Но меню в трактире Тестова «с потненькими графинчиками водки» и «селяночкой на сковородке», или благополучье разбогатевших банщиков Лаврухиных и устоявшийся быт, который хорош только спокойствием, все это лиризма едва заслуживает. Воспевание и прославление этого отдает мертвечиной, и вовсе не потому даже, что это – прошлое, а потому, что такое прошлое никогда настоящей жизнью и не было.
Эмигрант-ученый Кочин, возвращаясь на родную Волгу после двадцатилетних скитаний по Европе, беседует в вагоне со стариком-купцом. Тот говорит, что «Волга тянется, просыпается, на работку поднимается». Кочин приходит в восторг:
– А вот француз так никогда не скажет! Нет такой шири!

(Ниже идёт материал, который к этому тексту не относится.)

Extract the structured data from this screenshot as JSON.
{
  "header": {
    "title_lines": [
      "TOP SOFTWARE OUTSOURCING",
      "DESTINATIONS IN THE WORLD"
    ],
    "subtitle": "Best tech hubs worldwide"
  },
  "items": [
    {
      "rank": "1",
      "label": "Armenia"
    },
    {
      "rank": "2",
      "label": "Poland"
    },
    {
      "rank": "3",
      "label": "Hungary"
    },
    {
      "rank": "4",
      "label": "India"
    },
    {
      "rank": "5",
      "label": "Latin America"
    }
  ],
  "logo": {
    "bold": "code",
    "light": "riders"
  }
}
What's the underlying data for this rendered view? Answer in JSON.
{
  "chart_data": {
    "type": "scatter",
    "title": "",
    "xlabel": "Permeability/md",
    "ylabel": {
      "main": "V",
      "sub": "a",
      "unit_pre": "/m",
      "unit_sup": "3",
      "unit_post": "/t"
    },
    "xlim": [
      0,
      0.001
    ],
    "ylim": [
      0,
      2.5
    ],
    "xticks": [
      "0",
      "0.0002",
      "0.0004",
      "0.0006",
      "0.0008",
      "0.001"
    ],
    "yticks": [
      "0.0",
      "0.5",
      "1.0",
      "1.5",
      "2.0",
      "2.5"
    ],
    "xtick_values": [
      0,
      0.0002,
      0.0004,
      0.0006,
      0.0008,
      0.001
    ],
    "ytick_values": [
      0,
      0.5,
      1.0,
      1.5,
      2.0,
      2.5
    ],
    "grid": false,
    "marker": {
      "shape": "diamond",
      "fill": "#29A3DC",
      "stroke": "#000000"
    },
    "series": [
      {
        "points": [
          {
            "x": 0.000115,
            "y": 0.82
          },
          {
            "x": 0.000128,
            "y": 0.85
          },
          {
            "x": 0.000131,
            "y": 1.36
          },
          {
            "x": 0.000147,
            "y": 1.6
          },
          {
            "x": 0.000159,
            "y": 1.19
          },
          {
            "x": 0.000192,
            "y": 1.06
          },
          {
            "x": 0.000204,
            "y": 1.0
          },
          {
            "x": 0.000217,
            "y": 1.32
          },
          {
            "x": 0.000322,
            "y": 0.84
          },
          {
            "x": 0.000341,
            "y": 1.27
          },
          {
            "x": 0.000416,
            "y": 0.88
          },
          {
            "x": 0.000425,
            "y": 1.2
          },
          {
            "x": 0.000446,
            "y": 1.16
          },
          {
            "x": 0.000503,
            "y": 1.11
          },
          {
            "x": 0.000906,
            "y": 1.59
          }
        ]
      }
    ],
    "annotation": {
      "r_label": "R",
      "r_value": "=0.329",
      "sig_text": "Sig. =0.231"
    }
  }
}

За Кочиным, за восторгом Кочина – автор, конечно. По части русской «шири» он, как известно, специалист, – и не будем спорить, эта пресловутая, набившая нам оскомину, таинственная, прекрасная русская «ширь», да, действительно, она существует… Но когда Шмелев – не Толстой, не Гоголь, не Пушкин, а Шмелев – пытается нам объяснить, в чем она, то получается у него главным образом «селяночка на сковородочке» у Тестова с «простотой и чистотой, чинностью встречи и подачи, со спокойным московским тоном, без суетливости, образами и лампадами, воздухом русской кухни, родной речью, как музыкой…» Описание тестовского трактира могло бы встретиться в любом литературном произведении, даже самом глубоком. Но у Шмелева этот трактир становится темой, он – часть его идеала, предмет его вдохновения, – и это-то и пугает.
О чем-то очень схожем писал Блок:
И на перины пуховыеВ тяжелом завалиться сне…Да, и такой, моя Россия,Ты всех краев дороже мне!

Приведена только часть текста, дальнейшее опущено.